There are the deer that wander into the backyards from the local forrest preserves. And fences mean nothing. They can hop the fences with ease. Giant raccoons with black patches around their eyes also walk like they are tip-toeing, too. is this a pattern of stealth that animals understand? Brown hawks with wing spreads of two feet, swoop through the backyards as they scope for baby rabbits and baby birds. It's a sick thought. I think they are the worst predators.

And then we have the strangest animal of all. Like the Swallows of Capistrano returning to the hills in California on St. Joseph's Day every March 19, 19th Ward precinct captains march out to the polling places to ask local residents to vote for certain candidates.

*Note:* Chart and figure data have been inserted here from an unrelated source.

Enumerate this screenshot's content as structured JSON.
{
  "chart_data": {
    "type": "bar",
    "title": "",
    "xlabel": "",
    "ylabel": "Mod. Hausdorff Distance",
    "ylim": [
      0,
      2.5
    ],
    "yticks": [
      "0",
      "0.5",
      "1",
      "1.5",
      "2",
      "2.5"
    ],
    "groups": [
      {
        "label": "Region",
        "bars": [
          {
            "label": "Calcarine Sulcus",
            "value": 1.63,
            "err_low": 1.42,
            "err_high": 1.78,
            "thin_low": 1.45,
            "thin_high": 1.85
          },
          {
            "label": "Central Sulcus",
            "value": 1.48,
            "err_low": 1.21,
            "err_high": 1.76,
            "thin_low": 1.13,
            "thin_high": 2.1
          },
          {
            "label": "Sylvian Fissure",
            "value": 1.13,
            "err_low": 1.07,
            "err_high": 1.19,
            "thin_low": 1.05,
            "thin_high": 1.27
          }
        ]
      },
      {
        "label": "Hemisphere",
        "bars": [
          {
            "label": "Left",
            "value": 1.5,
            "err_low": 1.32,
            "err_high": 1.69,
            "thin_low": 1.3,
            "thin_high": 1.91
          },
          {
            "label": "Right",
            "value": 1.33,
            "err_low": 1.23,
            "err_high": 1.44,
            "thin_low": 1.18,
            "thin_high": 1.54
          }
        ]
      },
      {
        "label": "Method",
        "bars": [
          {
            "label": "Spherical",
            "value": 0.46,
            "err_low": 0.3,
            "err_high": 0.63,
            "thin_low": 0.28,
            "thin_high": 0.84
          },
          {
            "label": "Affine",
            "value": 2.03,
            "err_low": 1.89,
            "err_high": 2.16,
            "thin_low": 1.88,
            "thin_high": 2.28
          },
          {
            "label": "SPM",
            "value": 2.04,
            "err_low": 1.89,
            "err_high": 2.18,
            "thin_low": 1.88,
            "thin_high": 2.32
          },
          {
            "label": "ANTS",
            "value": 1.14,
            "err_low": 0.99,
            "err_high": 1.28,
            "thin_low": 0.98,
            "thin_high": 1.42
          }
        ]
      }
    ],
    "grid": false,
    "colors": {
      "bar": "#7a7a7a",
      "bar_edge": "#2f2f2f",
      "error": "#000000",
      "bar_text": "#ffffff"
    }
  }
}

Now, the snow is mostly melted so we don't see the precinct captains paw prints that easily on the ground. but they return, nonetheless, through some form of patronage instinct that tells them "If ya don't get yer ass out der en work for dis candidate, you just might loose yer jab (job)!"

Political instinct is not that common.

They were here in the last election stumping for Paul O'Grady and you can bet they will be here again in February stumping for more indigenous 19th Ward wild politicians who have migrated to better graving fields in Orland Park.

They hulk around the entrances to polling places with little pieces of paper in their hands. They're shameless and could care less if you don't recognize them -- they're not local.

One thing you can do though is offer them Orland Park politeness. Help them figure out how to drive back to the 19th Ward, the natural mating grounds for some of the region's more spectacular and colorful politicians over the years. you don't want them to be lost. They have garbage can lids to hand out on the weekends in their natural habitat in the city.

They're good at taking orders, they can keep a precise tally of numbers on a narrow slip of election paper produced by the wilds of the Cook County Clerk's office, and they are loyal to a fault, standing out at polling places in the suburbs even when so few voters in Orland Park waste their time wandering out of their homes or lives to actually vote.

The cougars of Wheaton. The 19th Ward precinct captains of Orland Park. Both wild animals who often wander into areas they don't belong.